Toyota, however, still believes in the power of hydrogen technology. And it believes that it can be efficient enough to compete with electricity. Furthermore, it is also sceptical that battery and electric motor technology will progress to the point where most consumers can afford it – at least for the foreseeable future.
It’s current strategy is uncharacteristically laid back. Toyota is essentially going to move in tandem with technology and consumer demand, reacting when it sees fit. Given this reality, it says, it won’t be moving to electric vehicles any time soon. It’s just not economical to do so.
Unfortunately, the Japanese automaker doesn’t appear to have any aces of its own up its sleeve. It’s much-anticipated Mirai hydrogen-powered car is still expensive and doesn’t appear to offer consumers any advantages over the regular variety.
Toyota says that it wants to sell 1 million fuel cell cars per year by 2030. But that would represent less than 2 percent of the total number of vehicles that it expects to sell by then which means that it anticipates the market is going to remain small.
Why all the pessimism?
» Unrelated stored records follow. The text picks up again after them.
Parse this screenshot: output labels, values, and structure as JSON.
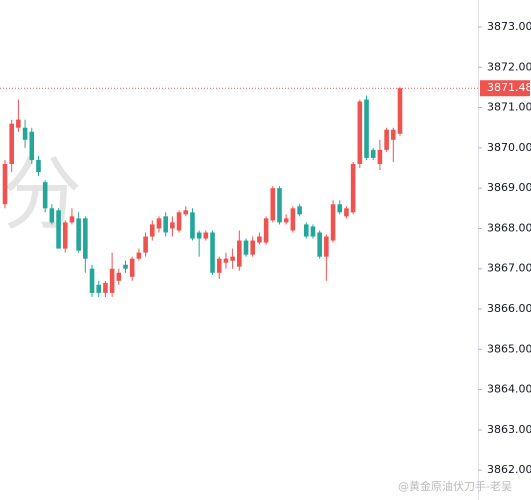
{
  "chart_data": {
    "type": "candlestick",
    "watermark": "分",
    "credit": "@黄金原油伏刀手-老吴",
    "up_color": "#ef5350",
    "down_color": "#26a69a",
    "open": [
      3868.6,
      3869.6,
      3870.5,
      3870.5,
      3870.4,
      3869.7,
      3869.15,
      3868.5,
      3868.45,
      3867.5,
      3868.15,
      3868.25,
      3868.25,
      3867.0,
      3866.6,
      3866.4,
      3866.4,
      3866.7,
      3867.1,
      3866.8,
      3867.25,
      3867.4,
      3867.8,
      3868.0,
      3868.3,
      3868.0,
      3867.95,
      3868.35,
      3868.4,
      3867.9,
      3867.75,
      3867.9,
      3866.9,
      3867.15,
      3867.2,
      3867.05,
      3867.7,
      3867.35,
      3867.65,
      3867.65,
      3868.2,
      3869.0,
      3868.15,
      3867.95,
      3868.55,
      3868.1,
      3868.05,
      3867.9,
      3867.3,
      3867.7,
      3868.6,
      3868.3,
      3868.4,
      3869.6,
      3871.2,
      3869.95,
      3869.6,
      3869.95,
      3870.2,
      3870.35
    ],
    "high": [
      3869.7,
      3870.7,
      3871.2,
      3870.7,
      3870.5,
      3869.8,
      3869.2,
      3868.6,
      3868.5,
      3868.2,
      3868.5,
      3868.4,
      3868.3,
      3867.1,
      3866.7,
      3866.7,
      3867.4,
      3867.0,
      3867.2,
      3867.3,
      3867.5,
      3867.9,
      3868.2,
      3868.3,
      3868.4,
      3868.3,
      3868.45,
      3868.55,
      3868.5,
      3867.95,
      3867.95,
      3867.95,
      3867.3,
      3867.4,
      3867.5,
      3867.95,
      3867.75,
      3867.8,
      3867.9,
      3868.3,
      3869.05,
      3869.05,
      3868.35,
      3868.55,
      3868.6,
      3868.15,
      3868.1,
      3867.95,
      3867.85,
      3868.7,
      3868.7,
      3868.55,
      3869.65,
      3871.2,
      3871.3,
      3870.0,
      3870.2,
      3870.5,
      3870.5,
      3871.5
    ],
    "low": [
      3868.5,
      3869.4,
      3870.4,
      3870.0,
      3869.6,
      3869.3,
      3868.4,
      3868.1,
      3867.5,
      3867.4,
      3868.1,
      3867.4,
      3866.9,
      3866.3,
      3866.3,
      3866.3,
      3866.3,
      3866.6,
      3866.9,
      3866.7,
      3867.2,
      3867.3,
      3867.7,
      3867.9,
      3867.8,
      3867.8,
      3867.9,
      3868.3,
      3867.7,
      3867.3,
      3867.7,
      3866.85,
      3866.75,
      3867.0,
      3867.0,
      3866.95,
      3867.3,
      3867.3,
      3867.6,
      3867.6,
      3868.15,
      3868.1,
      3868.1,
      3867.9,
      3868.3,
      3867.75,
      3867.75,
      3867.25,
      3866.7,
      3867.65,
      3868.35,
      3868.25,
      3868.35,
      3869.5,
      3869.7,
      3869.7,
      3869.45,
      3869.9,
      3869.65,
      3870.3
    ],
    "close": [
      3869.6,
      3870.6,
      3870.7,
      3870.2,
      3869.7,
      3869.4,
      3868.5,
      3868.15,
      3867.5,
      3868.15,
      3868.3,
      3867.45,
      3867.25,
      3866.4,
      3866.4,
      3866.65,
      3867.0,
      3866.9,
      3867.0,
      3867.25,
      3867.4,
      3867.8,
      3868.1,
      3868.25,
      3867.9,
      3868.15,
      3868.4,
      3868.45,
      3867.75,
      3867.75,
      3867.9,
      3866.9,
      3867.25,
      3867.25,
      3867.3,
      3867.7,
      3867.35,
      3867.7,
      3867.8,
      3868.25,
      3869.0,
      3868.15,
      3868.25,
      3868.5,
      3868.35,
      3867.8,
      3867.8,
      3867.3,
      3867.8,
      3868.6,
      3868.4,
      3868.5,
      3869.6,
      3871.15,
      3869.75,
      3869.75,
      3869.95,
      3870.45,
      3870.45,
      3871.48
    ],
    "last_price": 3871.48,
    "ylim": [
      3861.26,
      3873.67
    ],
    "yticks": [
      {
        "value": 3862,
        "label": "3862.00"
      },
      {
        "value": 3863,
        "label": "3863.00"
      },
      {
        "value": 3864,
        "label": "3864.00"
      },
      {
        "value": 3865,
        "label": "3865.00"
      },
      {
        "value": 3866,
        "label": "3866.00"
      },
      {
        "value": 3867,
        "label": "3867.00"
      },
      {
        "value": 3868,
        "label": "3868.00"
      },
      {
        "value": 3869,
        "label": "3869.00"
      },
      {
        "value": 3870,
        "label": "3870.00"
      },
      {
        "value": 3871,
        "label": "3871.00"
      },
      {
        "value": 3872,
        "label": "3872.00"
      },
      {
        "value": 3873,
        "label": "3873.00"
      }
    ]
  }
}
Toyota believes that the price declines in batteries and electric motors are not going to continue in the manner they have over the last 10 years. Eventually, engineering and scale economies will hit a wall they can’t get past. When that happens, consumers will have no choice but to choose regular ICE-powered vehicles, Toyota’s speciality.
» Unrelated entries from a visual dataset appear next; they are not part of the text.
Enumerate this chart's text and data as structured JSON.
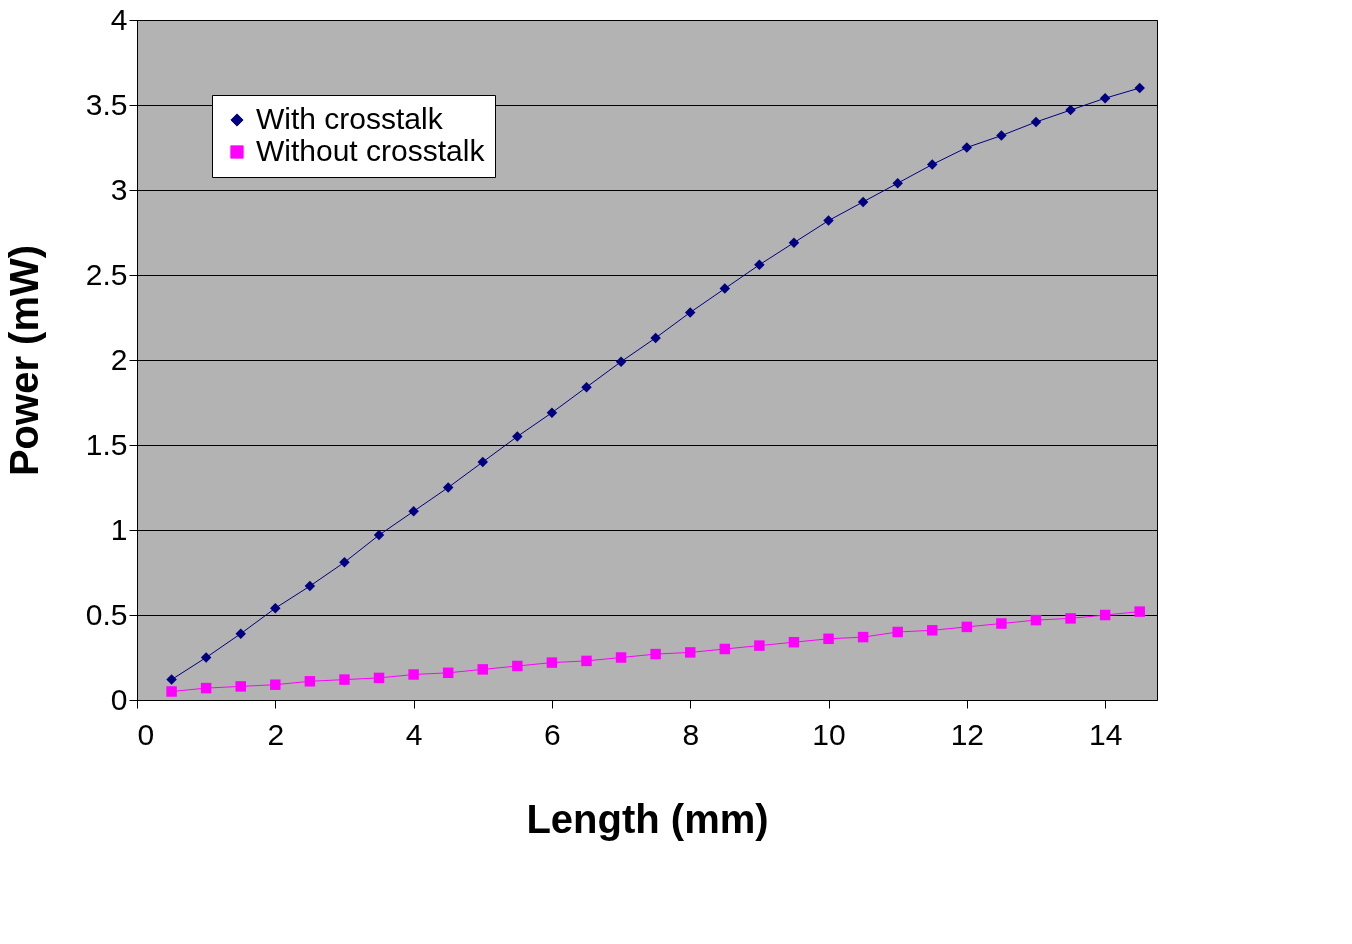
{
  "chart_data": {
    "type": "line",
    "xlabel": "Length (mm)",
    "ylabel": "Power (mW)",
    "xlim": [
      0,
      14.75
    ],
    "xticks": [
      0,
      2,
      4,
      6,
      8,
      10,
      12,
      14
    ],
    "ylim": [
      0,
      4
    ],
    "yticks": [
      0,
      0.5,
      1,
      1.5,
      2,
      2.5,
      3,
      3.5,
      4
    ],
    "grid": "y",
    "legend": "top left",
    "line_style": "solid",
    "x": [
      0.5,
      1,
      1.5,
      2,
      2.5,
      3,
      3.5,
      4,
      4.5,
      5,
      5.5,
      6,
      6.5,
      7,
      7.5,
      8,
      8.5,
      9,
      9.5,
      10,
      10.5,
      11,
      11.5,
      12,
      12.5,
      13,
      13.5,
      14,
      14.5
    ],
    "series": [
      {
        "name": "With crosstalk",
        "color": "#000080",
        "marker": "diamond",
        "values": [
          0.12,
          0.25,
          0.39,
          0.54,
          0.67,
          0.81,
          0.97,
          1.11,
          1.25,
          1.4,
          1.55,
          1.69,
          1.84,
          1.99,
          2.13,
          2.28,
          2.42,
          2.56,
          2.69,
          2.82,
          2.93,
          3.04,
          3.15,
          3.25,
          3.32,
          3.4,
          3.47,
          3.54,
          3.6
        ]
      },
      {
        "name": "Without crosstalk",
        "color": "#ff00ff",
        "marker": "square",
        "values": [
          0.05,
          0.07,
          0.08,
          0.09,
          0.11,
          0.12,
          0.13,
          0.15,
          0.16,
          0.18,
          0.2,
          0.22,
          0.23,
          0.25,
          0.27,
          0.28,
          0.3,
          0.32,
          0.34,
          0.36,
          0.37,
          0.4,
          0.41,
          0.43,
          0.45,
          0.47,
          0.48,
          0.5,
          0.52
        ]
      }
    ]
  }
}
In many ways, Toyota’s approach is strategic. It knows that investing now in battery technology is extremely expensive, and the payoffs are a long way in the future. And so it’s waiting, biding its time, and seeing how the market plays out. Getting to the party later coil actually delivers some advantages for Toyota. It’ll be able to utilise off-the-shelf products (without having to develop them itself). And it will be attempting to sell cars at scale for the masses, instead of targeting niche markets, like Tesla does today.
Toyota is also waiting to see what regulators do in response to the electric vehicle revolution. It’ll want to know how to retool its factories before beginning that costly and time-consuming process.
Lastly, it also wants the idea of electric cars to go mainstream before asking its customers to buy them. Only then will it make the switch to mass electric vehicle manufacture. And it ain’t gonna happen any time soon.